Doença relacionada ao tabagismo confere indenização a fumante

Julgados - Direito Civil - Quarta-feira, 21 de setembro de 2005

A indústria Souza Cruz deve indenizar fumante, que contraiu Tromboangeíte Obliterante (Doença de Buerguer), relacionada diretamente ao tabagismo. Com a evolução da moléstia, ele sofreu a amputação de três dedos do pé esquerdo e também desenvolveu quadro depressivo (confira o caso abaixo). A 9ª Câmara Cível do Tribunal de Justiça do Rio Grande do Sul confirmou a condenação, por unanimidade, e fixou o valor indenizatório em R$ 350 mil, acrescidos de juros a contar da data do fato.

A relatora do processo, Desembargadora Marilene Bonzanini Bernardi, salientou que para que se reconheça o dever de indenizar é necessário examinar a presença do dano, culpa e nexo causal. No caso, asseverou, trata-se de uma relação de consumo e a responsabilização se dá independentemente da existência de culpa, como preceitua o Código de Defesa do Consumidor.

Conforme o CDC, ressaltou, “a responsabilidade do fornecedor é objetiva, decorrente dos riscos criados pela colocação de seu produto no mercado de consumo, cuja onerosidade gerada não deve ser compartilhada ou suportada pelo consumidor, pessoa que, em tese, desconhece os métodos e os mecanismos de produção”.

Na avaliação da magistrada, o livre arbítrio para fumar também não serve para afastar o dever de indenizar das companhias fumageiras pelas mesmas razões que não se presta para justificar a descriminalização das drogas. “O homem precisa ser protegido de si mesmo, mormente porque lidamos com produtos que podem minar a capacidade de autodeterminação”.

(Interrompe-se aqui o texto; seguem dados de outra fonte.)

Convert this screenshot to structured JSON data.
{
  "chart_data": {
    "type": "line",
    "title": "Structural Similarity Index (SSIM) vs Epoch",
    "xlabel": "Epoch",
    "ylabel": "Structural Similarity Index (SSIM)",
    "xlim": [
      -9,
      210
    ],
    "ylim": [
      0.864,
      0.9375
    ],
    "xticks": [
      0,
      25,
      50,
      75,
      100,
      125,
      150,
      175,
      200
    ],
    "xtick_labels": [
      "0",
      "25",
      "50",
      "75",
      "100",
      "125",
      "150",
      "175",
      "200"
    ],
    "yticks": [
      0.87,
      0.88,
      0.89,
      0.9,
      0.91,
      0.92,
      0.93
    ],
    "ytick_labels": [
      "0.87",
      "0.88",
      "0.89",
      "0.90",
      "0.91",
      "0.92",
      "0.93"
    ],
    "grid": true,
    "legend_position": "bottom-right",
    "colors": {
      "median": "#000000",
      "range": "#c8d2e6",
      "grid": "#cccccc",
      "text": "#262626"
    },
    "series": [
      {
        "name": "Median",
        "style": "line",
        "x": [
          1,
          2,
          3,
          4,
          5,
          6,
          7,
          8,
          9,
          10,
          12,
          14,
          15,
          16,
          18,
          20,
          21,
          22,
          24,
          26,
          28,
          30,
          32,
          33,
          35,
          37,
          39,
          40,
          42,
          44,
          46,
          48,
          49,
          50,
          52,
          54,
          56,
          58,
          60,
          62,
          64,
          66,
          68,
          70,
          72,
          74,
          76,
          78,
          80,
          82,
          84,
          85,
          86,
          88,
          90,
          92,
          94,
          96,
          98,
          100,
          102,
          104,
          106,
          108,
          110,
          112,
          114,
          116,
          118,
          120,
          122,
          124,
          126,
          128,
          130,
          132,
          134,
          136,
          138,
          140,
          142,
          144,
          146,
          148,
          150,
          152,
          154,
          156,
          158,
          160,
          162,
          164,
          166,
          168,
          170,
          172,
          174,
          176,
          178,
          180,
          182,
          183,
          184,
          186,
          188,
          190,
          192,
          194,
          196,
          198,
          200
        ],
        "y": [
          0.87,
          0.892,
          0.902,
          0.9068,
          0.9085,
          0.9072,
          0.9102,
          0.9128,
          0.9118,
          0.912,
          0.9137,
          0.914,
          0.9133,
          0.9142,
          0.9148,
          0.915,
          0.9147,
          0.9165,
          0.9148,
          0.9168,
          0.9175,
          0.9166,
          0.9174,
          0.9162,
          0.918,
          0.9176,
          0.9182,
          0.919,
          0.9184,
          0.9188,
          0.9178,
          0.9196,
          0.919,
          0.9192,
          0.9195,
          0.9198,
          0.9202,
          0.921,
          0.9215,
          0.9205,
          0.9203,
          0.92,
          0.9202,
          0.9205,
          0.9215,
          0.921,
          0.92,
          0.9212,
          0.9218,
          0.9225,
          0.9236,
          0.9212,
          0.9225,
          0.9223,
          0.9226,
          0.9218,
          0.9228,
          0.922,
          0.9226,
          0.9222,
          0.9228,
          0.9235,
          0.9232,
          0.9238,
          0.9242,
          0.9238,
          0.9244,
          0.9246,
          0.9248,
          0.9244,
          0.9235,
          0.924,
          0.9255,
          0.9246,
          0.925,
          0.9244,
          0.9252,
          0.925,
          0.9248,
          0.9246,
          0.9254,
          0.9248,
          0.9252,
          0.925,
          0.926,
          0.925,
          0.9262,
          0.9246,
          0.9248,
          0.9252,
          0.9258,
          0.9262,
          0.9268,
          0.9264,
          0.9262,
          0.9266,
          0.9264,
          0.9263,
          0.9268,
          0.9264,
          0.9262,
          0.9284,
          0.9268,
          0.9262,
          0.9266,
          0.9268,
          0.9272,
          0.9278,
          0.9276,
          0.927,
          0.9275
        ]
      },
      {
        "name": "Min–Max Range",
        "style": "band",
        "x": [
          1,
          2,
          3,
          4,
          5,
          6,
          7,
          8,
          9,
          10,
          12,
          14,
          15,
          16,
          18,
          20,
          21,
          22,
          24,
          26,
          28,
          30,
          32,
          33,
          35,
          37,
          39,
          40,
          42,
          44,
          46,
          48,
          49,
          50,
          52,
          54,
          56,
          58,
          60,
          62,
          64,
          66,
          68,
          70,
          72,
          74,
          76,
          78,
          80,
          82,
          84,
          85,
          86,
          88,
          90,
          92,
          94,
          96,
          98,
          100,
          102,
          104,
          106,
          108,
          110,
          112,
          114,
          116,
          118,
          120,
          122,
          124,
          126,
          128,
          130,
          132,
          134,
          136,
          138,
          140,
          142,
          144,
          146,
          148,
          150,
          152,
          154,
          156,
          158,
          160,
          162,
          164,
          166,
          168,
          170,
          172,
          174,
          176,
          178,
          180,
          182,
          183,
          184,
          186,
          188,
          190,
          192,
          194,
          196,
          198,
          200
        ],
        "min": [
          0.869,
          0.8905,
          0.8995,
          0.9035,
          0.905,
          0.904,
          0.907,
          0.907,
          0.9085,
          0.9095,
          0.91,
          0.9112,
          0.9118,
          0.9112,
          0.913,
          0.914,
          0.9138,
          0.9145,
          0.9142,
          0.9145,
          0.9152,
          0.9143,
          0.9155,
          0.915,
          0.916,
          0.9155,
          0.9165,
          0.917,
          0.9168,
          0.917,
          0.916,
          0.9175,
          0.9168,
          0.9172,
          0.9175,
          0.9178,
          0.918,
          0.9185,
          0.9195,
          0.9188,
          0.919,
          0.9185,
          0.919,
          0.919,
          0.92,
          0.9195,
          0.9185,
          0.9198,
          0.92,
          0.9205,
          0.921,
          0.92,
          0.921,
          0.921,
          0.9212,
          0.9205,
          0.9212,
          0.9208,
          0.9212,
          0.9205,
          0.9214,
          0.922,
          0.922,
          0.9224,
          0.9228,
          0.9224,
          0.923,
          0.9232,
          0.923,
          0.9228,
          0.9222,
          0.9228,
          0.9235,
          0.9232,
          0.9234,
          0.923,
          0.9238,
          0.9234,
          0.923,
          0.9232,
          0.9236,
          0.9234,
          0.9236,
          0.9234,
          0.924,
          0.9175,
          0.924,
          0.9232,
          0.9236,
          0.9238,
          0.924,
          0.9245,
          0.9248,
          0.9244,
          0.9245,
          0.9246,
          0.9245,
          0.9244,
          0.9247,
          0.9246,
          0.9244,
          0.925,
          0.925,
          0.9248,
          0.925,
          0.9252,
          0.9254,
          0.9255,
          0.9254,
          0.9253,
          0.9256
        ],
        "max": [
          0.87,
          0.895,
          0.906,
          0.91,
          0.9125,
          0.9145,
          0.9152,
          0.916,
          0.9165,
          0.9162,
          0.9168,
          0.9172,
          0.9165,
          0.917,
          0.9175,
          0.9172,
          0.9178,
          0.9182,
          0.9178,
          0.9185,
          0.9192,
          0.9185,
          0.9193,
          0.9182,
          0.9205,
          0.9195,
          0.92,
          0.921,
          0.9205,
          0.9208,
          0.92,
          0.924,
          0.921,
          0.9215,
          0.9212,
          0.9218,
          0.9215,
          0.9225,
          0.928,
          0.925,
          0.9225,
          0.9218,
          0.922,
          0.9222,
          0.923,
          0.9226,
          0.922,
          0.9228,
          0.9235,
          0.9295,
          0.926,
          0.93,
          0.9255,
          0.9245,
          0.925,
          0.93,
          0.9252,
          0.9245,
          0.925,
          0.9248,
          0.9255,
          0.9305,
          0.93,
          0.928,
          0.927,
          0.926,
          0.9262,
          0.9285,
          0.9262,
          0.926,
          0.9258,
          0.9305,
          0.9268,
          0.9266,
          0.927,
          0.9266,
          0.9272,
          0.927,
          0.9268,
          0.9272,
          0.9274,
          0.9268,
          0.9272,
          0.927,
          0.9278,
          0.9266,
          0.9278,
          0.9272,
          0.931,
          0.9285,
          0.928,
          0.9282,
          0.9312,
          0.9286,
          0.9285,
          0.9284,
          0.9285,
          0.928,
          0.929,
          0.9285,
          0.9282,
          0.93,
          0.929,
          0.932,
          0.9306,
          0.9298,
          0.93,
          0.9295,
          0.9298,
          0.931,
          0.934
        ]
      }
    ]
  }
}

Ponderou que, mesmo sendo obrigatórias as propagandas de advertência dos malefícios do fumo para a comercialização de cigarros, a publicidade do produto sempre foi vinculada às idéias, ainda que contraditórias, de saúde, intelectualidade, cultura, beleza, charme e sedução. “Atributos que todo jovem busca a qualquer custo, o que sempre deu larga margem de vantagem para indústria fumageira que capta seus clientes exatamente na fase da juventude, quando se tomam posturas de auto-afirmação e se busca a formação de uma identidade”. Lembrou que autor da ação começou a fumar em 1988, mesmo ano em que as advertências de risco à saúde passaram a ser veiculadas. Contudo, frisou, “a publicidade enganosa já tinha surtido os efeitos pretendidos”.

Votos favoráveis
A responsabilização civil motivada pelo risco inerente ao produto já é uma tendência internacional e nacional, demonstrou o Desembargador Odone Sanguiné. No Brasil, disse, o posicionamento encontra amparo no CDC, Constituição Federal e também no Código Civil de 2002. Segundo ele, ainda, o livre arbítrio não pode ser comprovado num processo penal. Ressalvou, por outro lado, que nem todos os casos envolvendo indústria fumageira serão procedentes. “É preciso avaliar caso a caso.”

O mesmo posicionamento foi compartilhado pelo Juiz-Convocado ao TJ Miguel Ângelo da Silva. Segundo ele, a responsabilidade do fabricante resulta do risco de produzir e comercializar produto potencialmente danoso à saúde. Quanto ao livre arbítrio para consumir o cigarro, entende que a questão precisa ser avaliada com flexibilidade. “O uso, a dependência química vai minando a vontade do fumante.”

Caso
Ao propor a ação de indenizaçã por danos morais, que teve sentença favorável junto à 3ª Vara Cível da Capital (Proc. 10500811320), o fumante revelou ser consumidor, há 13 anos, de cigarro da marca “Carlton”, produzido pela indústria-ré. Relatou que em 1999 sentiu fortes dores na perna esquerda e o diagnóstico apontou a doença. Continuou a fumar e o quadro clínico piorou, resultando na amputação. Salientou os efeitos nocivos gerados pelo tabagismo e a dependência física e psicológica causada pela nicotina, uma das substâncias do cigarro.

O recurso foi interposto pela empresa, ressaltando que antes de 1988, ano em que o autor teria iniciado o consumo do produto, inexistia a exigência de divulgação de cláusulas de advertência de consumo. Razão pela qual não pode ser acusada de omissão de informações. Destacou também que tanto a decisão de começar quanto a de parar de fumar são frutos do livre arbítrio das pessoas, não existindo no cigarro qualquer substância capaz de influir na tomada de decisão. Os riscos para saúde associados ao consumo e tabaco, afirmou, são conhecidos pelo público em geral e veiculados pelos meios de comunicação, há muito tempo.